Cox has also agreed to alert all customers who were affected by the August 2014 breach - although the FCC says Cox notified all but two last year - and now provide them with one year of prepaid credit monitoring. Cox will also provide the FCC with regular updates on its security and privacy program for the next seven years.
The FCC has acknowledged that Cox had some defenses in place, but notes that those defenses - as well as related training - were inadequate. "At the time of the breach, Cox employed multifactor authentication for some employees and third-party contractors with access to Cox electronic data systems, but not for the compromised employee or contractor," the FCC says. "Cox's internal policies and training programs expressly prohibited Cox employees and third party contractors from disclosing access credentials to anyone and warned against pretexting attacks."
Incorrect Breach Response
Security experts say the FCC fine demonstrates the importance of not just taking data security seriously, but also planning in advance for how to react to any suspected data breach. "Organizations must have breach-disclosure processes in place - consistent with disclosure regulations and laws - and a shared, documented understanding of when these processes should come into effect," threat-intelligence firm iSight Partners says in a research note.
Notably, the FCC slammed Cox for failing to follow required procedures in the wake of a breach.

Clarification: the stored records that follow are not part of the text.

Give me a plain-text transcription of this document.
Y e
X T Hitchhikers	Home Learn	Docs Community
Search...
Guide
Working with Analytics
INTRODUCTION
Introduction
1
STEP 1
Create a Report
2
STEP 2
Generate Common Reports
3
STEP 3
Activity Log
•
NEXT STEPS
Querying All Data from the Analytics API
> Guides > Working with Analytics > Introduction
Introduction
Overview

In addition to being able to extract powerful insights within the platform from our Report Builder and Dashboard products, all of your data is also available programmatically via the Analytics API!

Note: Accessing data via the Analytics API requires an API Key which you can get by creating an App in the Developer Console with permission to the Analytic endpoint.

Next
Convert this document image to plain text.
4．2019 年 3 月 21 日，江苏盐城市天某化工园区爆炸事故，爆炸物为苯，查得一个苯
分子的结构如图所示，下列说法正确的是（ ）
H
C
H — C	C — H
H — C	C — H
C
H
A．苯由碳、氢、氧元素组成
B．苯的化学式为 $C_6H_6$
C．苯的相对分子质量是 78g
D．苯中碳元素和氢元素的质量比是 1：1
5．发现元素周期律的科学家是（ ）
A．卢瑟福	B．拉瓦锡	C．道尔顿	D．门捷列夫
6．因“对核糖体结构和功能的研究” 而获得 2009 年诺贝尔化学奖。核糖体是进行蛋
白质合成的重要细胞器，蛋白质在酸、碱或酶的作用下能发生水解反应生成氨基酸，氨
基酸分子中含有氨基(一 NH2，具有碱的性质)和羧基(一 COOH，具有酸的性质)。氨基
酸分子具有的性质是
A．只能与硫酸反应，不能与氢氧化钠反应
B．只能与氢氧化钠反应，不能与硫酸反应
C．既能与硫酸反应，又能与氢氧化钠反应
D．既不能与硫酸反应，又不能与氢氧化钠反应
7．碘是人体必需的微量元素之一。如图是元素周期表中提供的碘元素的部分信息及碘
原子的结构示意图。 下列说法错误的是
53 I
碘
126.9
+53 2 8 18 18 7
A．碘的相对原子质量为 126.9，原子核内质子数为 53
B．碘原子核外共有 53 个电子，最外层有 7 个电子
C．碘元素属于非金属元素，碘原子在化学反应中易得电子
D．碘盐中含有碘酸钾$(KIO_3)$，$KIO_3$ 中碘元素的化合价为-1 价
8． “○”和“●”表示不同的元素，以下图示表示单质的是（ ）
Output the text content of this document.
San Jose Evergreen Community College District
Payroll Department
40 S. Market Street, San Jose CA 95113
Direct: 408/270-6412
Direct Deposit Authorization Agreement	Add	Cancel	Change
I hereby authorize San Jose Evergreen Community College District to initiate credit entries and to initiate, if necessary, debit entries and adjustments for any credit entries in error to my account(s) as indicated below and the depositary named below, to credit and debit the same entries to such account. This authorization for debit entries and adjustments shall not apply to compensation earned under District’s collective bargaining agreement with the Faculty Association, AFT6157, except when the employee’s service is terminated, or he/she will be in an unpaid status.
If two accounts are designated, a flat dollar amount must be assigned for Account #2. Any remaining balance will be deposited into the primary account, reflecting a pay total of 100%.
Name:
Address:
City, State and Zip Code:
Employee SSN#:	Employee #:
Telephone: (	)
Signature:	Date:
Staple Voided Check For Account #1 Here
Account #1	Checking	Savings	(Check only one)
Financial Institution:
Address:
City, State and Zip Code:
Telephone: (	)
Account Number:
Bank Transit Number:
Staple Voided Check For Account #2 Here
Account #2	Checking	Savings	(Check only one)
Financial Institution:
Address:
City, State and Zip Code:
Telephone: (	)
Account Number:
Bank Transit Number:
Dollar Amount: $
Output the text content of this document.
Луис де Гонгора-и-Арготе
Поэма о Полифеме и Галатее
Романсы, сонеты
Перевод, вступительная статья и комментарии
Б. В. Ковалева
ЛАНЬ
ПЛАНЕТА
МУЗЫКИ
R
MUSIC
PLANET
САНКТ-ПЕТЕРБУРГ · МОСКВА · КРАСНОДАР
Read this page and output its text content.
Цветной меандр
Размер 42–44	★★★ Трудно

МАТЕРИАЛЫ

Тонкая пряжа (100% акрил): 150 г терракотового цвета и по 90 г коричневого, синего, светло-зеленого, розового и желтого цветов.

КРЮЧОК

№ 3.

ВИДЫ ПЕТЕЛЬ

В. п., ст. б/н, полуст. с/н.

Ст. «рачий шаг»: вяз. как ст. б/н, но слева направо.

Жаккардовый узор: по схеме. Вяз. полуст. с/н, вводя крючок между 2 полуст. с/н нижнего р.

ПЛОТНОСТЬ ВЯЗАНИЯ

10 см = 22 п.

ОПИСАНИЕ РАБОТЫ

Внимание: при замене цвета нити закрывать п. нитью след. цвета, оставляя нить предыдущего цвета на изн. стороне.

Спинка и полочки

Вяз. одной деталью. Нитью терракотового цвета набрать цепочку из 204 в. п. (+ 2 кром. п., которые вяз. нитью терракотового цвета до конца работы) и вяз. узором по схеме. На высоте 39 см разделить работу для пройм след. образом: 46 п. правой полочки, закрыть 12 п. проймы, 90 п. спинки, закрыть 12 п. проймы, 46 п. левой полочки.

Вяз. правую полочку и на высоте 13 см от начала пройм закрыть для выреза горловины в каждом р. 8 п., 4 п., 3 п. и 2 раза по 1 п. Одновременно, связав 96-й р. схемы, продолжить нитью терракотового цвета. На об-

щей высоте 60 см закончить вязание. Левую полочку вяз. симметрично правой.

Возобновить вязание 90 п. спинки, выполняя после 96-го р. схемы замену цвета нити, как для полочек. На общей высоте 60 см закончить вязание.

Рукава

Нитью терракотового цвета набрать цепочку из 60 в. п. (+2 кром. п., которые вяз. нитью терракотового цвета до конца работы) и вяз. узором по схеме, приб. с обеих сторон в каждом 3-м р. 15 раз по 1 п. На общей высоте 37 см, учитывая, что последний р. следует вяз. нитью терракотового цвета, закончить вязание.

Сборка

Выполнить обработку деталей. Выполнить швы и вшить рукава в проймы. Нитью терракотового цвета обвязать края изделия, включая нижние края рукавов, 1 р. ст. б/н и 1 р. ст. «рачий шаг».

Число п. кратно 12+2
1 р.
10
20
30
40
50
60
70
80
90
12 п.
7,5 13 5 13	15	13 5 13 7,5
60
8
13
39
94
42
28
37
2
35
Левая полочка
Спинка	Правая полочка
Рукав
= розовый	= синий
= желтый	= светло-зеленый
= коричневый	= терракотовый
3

Under the Cable Communications Policy Act, any telecommunications provider that suspects it suffered a breach must report that fact within seven days to the FCC, which has created a portal that then shares the information with the FBI and U.S. Secret Service to facilitate any related breach investigation.
The FCC notes that Cox first learned of the Aug. 7, 2014, breach on Aug. 12, following a customer complaining to the company that their information had been posted to a social media site. Cox then notified only the FBI about the breach on Aug. 18.